La raréfaction des ressources a mis au point mort l’évolution des recherches de plusieurs doctorants qui ont dû se contenter de la matière disponible sur le web. Piètre consolation car ces éléments sont souvent incomplets pour des raisons de droits d’auteur ou du fait des lacunes de la numérisation.

Dépité par cette situation, Mehdi E. du Centre d’études doctorales «Homme–Société–Education» estime qu’il aurait été carrément préférable d’opter pour une année blanche en 2020 plutôt que de voir son parcours pénalisé par cette période qui s’est égrenée sans avancées.

Dans un échange par visioconférence, il a confié à la MAP être profondément affecté par cette situation. «Un cercle vicieux où l’on culpabilise par ce qu’on n’avance pas, alors que cette frustration est en partie responsable de notre stagnation».

Du côté de Najlae O., doctorante au laboratoire de recherche en sciences de gestion des organisations à l’Université Ibn Toufail de Kénitra, tout allait bien jusqu’au moment où elle a entamé sa carrière professionnelle.

«Mon travail de recherche a commencé à progressivement frôler l’inertie. Je n’arrive plus à allier vie professionnelle et universitaire, surtout que mes horaires de travail changent constamment et qu’il m’arrive aussi d’enchainer depuis la maison», explique cette journaliste qui a lancé son aventure doctorale en 2018.

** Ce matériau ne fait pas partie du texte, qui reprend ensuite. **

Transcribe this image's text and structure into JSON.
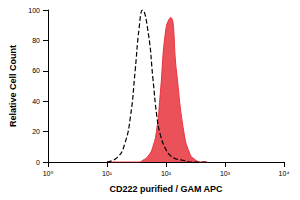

«Il m’est très difficile de respecter et suivre un programme fixe pour pouvoir avancer sur ma thèse», déplore-t-elle, ajoutant que ses rencontres avec son professeur encadrant, pour faire le point, être encouragée et orientée, sont de plus en plus en rare.

«Impossible de fixer un rendez-vous, quand ce n’est pas moi qui suis indisponible c’est mon professeur», regrette-t-elle, soulignant de surcroît que les restrictions liées à la Covid-19 sont venues bouleverser davantage le cours normal des choses.

Pour sortir de cet imbroglio, nulle autre solution que de se faire violence en aménageant un espace-temps quotidien dédié à la thèse, aux colloques et aux séminaires, en plus de l’emploi du temps qui s’impose par le travail.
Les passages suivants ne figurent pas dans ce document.